As we know that electrostatic force is conservative, the work done is stored in the form of potential energy. Also, the work done is independent of the manner in which the charge setup of the capacitor is built. When the capacitor is discharged, the stored energy is released. We can easily see that the potential energy of the capacitor is stored between the two plates of the capacitor setup.

Now let us consider, a parallel plate capacitor having area A each for both the plates and the distance between the plates is d.,br>

Energy stored in the capacitor is

=(1/2)Q²/C=(Aσ)²/2d/∈₀A……….(7)

Here, σ is the surface charge density and E is the electric field between the two plates of the capacitor.

E=σ/∈₀……..(8)

From Eq. (7) and (8), we can say that

Energy stored in the capacitor is

U=(1/2)∈₀E²Ad……..(9)

Conclusion

Capacitors are used to deliver power to a lot of devices, such as defibrillators, microelectronics along with calculators, and flash lamps.

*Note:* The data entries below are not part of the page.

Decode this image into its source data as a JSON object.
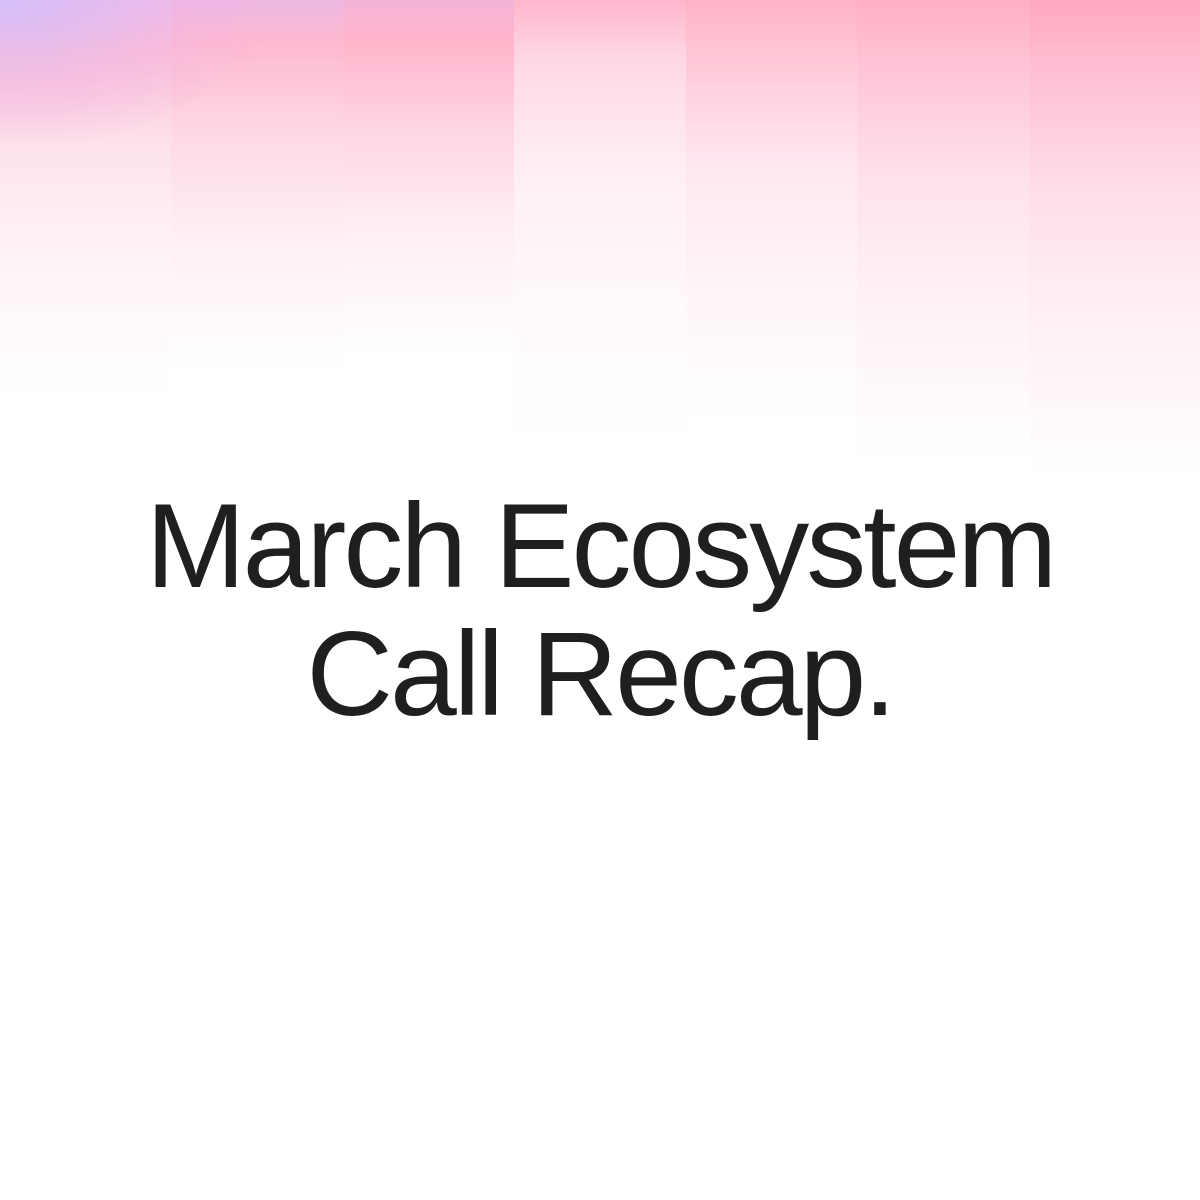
{
  "title": {
    "line1": "March Ecosystem",
    "line2": "Call Recap."
  },
  "colors": {
    "text": "#1f1f1f",
    "background": "#ffffff",
    "accent_pink": "#ffb2c8",
    "accent_lavender": "#e6bff0"
  }
}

The energy contained in a capacitor is the work required to charge the capacitor, starting without a charge on its plates. The electricity is saved within the electric field withinside the area in between the capacitor plates. It relies upon the quantity of electrical charge at the plates and at the potential difference between the plates. The energy contained in a capacitor system is the sum of the energies contained on each capacitor withinside the system. It may be computed because the energy contained withinside the equal capacitor of the system.